Strain history and associated metadata for the 231 strains analyzed in this study are summarized in SI Materials and Methods and Dataset S1. To resolve the genetically homogeneous structure of the genome and study the genetic relatedness of E. coli O157:H7 strains, we implemented several strategies. The verotoxin profile of 231 strains of E. coli O157:H7, including the largest number of E. coli O157:H7, obtained from a single human outbreak (Data Set S1), revealed that the 191 strains associated with the outbreak of SP, three clinically derived strains that the Centers for Disease Control (CDC) considered outliers and not associated with the SP outbreak, and the eight strains obtained from the TB outbreak share characteristic Shiga toxin content stx1-, stx2+, stx2c+.

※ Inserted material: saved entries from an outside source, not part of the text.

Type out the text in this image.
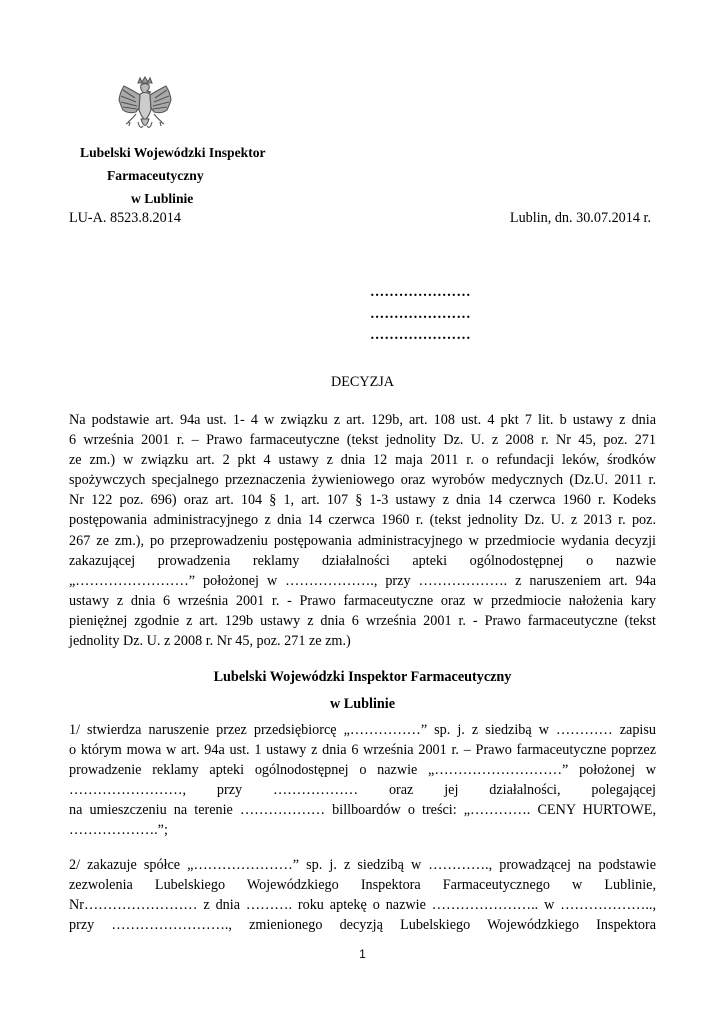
Lubelski Wojewódzki Inspektor
Farmaceutyczny
w Lublinie
LU-A. 8523.8.2014	Lublin, dn. 30.07.2014 r.
…………………
…………………
…………………
DECYZJA
Na podstawie art. 94a ust. 1- 4 w związku z art. 129b, art. 108 ust. 4 pkt 7 lit. b ustawy z dnia
6 września 2001 r. – Prawo farmaceutyczne (tekst jednolity Dz. U. z 2008 r. Nr 45, poz. 271
ze zm.) w związku art. 2 pkt 4 ustawy z dnia 12 maja 2011 r. o refundacji leków, środków
spożywczych specjalnego przeznaczenia żywieniowego oraz wyrobów medycznych (Dz.U. 2011 r.
Nr 122 poz. 696) oraz art. 104 § 1, art. 107 § 1-3 ustawy z dnia 14 czerwca 1960 r. Kodeks
postępowania administracyjnego z dnia 14 czerwca 1960 r. (tekst jednolity Dz. U. z 2013 r. poz.
267 ze zm.), po przeprowadzeniu postępowania administracyjnego w przedmiocie wydania decyzji
zakazującej prowadzenia reklamy działalności apteki ogólnodostępnej o nazwie
„……………………” położonej w ………………., przy ………………. z naruszeniem art. 94a
ustawy z dnia 6 września 2001 r. - Prawo farmaceutyczne oraz w przedmiocie nałożenia kary
pieniężnej zgodnie z art. 129b ustawy z dnia 6 września 2001 r. - Prawo farmaceutyczne (tekst
jednolity Dz. U. z 2008 r. Nr 45, poz. 271 ze zm.)
Lubelski Wojewódzki Inspektor Farmaceutyczny
w Lublinie
1/ stwierdza naruszenie przez przedsiębiorcę „……………” sp. j. z siedzibą w ………… zapisu
o którym mowa w art. 94a ust. 1 ustawy z dnia 6 września 2001 r. – Prawo farmaceutyczne poprzez
prowadzenie reklamy apteki ogólnodostępnej o nazwie „………………………” położonej w
……………………, przy ……………… oraz jej działalności, polegającej
na umieszczeniu na terenie ……………… billboardów o treści: „…………. CENY HURTOWE,
……………….”;
2/ zakazuje spółce „…………………” sp. j. z siedzibą w …………., prowadzącej na podstawie
zezwolenia Lubelskiego Wojewódzkiego Inspektora Farmaceutycznego w Lublinie,
Nr…………………… z dnia ………. roku aptekę o nazwie ………………….. w ………………..,
przy ……………………., zmienionego decyzją Lubelskiego Wojewódzkiego Inspektora
1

Notably, among the examined collection, seven unrelated human outbreak strains (EC1574, EC1582, EC1585, EC1588, EC1592, EC1610, EC4002, and EC508) assigned to clade 8 according to Manning et al. share this distinctive verotoxin pattern, but other genotypic and phenotypic data (Datasets S1 and S2) suggest that these clade 8 strains are not directly related phylogenetically to SP or TB outbreak strains.
Genotypic SNP profiles.
To validate our findings, we extended the genotypic profile and tested a total of 229 E. coli O157:H7 strains (Dataset S3). Strains underwent pyrosequencing-based screening of 19 canonical SNPs, which were chosen to differentiate the newly defined individual phylogenetic branches described above. The identified SNP panel allowed for genotypic clustering of closely related strains with high resolution and phylogenetic precision (Results and SI discussion).
However, SNP-based genotypic profiles are essential but not sufficient to establish genetic similarity. In this study, we have fully characterized the genetic states within group A and group B lineage I/II strains by cataloguing the genome architecture as well as the prevalence and location of prophages, revealing heterogeneity. genetics between these strains.